Donner Pamela L, Xie Qinghua, Pratt John K, Maring Clarence J, Kati Warren, Jiang Wen, Liu Yaya, Koev Gennadiy, Masse Sherie, Montgomery Debra, Molla Akhter, Kempf Dale J
Antiviral Research, Global Pharmaceutical Research, and Development, Abbott Laboratories, Abbott Park, IL 60064, USA.
Bioorg Med Chem Lett. 2008 Apr 15;18(8):2735-8. doi: 10.1016/j.bmcl.2008.02.064. Epub 2008 Mar 4.

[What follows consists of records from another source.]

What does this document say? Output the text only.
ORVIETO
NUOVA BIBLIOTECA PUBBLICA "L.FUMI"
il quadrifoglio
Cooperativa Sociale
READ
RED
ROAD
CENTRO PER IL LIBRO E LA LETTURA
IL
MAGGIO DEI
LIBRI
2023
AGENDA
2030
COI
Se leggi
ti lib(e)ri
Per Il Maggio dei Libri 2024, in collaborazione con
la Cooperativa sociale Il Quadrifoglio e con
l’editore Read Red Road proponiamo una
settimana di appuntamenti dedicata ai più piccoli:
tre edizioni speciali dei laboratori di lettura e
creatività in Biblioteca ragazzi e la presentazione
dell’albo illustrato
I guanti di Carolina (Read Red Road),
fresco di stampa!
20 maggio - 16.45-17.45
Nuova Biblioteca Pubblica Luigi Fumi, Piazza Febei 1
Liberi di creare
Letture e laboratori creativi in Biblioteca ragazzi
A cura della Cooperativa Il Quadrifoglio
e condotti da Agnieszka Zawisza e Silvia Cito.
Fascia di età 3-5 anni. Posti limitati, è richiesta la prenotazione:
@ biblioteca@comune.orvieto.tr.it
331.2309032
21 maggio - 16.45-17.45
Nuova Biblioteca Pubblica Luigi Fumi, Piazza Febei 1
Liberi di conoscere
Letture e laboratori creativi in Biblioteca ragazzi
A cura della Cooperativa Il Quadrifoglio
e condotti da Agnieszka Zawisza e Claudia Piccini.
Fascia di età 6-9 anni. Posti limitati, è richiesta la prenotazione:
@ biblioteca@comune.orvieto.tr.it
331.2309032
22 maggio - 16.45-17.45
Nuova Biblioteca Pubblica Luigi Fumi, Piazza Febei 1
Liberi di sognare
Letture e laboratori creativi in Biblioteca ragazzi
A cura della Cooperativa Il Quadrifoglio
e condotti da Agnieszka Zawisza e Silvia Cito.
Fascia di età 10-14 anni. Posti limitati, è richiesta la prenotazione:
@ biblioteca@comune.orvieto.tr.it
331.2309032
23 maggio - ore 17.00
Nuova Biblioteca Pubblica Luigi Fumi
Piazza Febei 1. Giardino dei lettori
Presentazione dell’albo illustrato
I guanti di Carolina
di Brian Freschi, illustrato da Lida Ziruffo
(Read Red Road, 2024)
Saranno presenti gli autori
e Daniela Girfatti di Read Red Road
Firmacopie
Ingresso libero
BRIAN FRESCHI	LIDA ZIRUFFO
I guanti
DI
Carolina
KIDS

In our program to discover non-nucleoside, small molecule inhibitors of genotype 1 HCV polymerase, we investigated a series of promising analogs based on a benzothiadiazine screening hit that contains an ABCD ring system. After demonstrating that a methylsulfonylamino D-ring substituent increased the enzyme potency into the low nanomolar range, we explored a minimum core required for activity by truncating to a three-ring system. Described herein are the syntheses and structure-activity relationship of a set of inhibitors lacking the A-ring of an ABCD ring system. We observed that small aromatic rings and alkenyl groups appended to the 5-position of the B-ring were optimal, resulting in inhibitors with low nanomolar potencies.
在我们发现1型丙型肝炎病毒(HCV)聚合酶非核苷小分子抑制剂的项目中,我们基于一种含有ABCD环系的苯并噻二嗪筛选命中物研究了一系列有前景的类似物。在证明甲磺酰氨基D环取代基可将酶活性提高到低纳摩尔范围后,我们通过截短为三环系统来探索活性所需的最小核心。本文描述了一组缺少ABCD环系A环的抑制剂的合成及构效关系。我们观察到,连接在B环5位的小芳香环和烯基是最佳的,从而产生了具有低纳摩尔活性的抑制剂。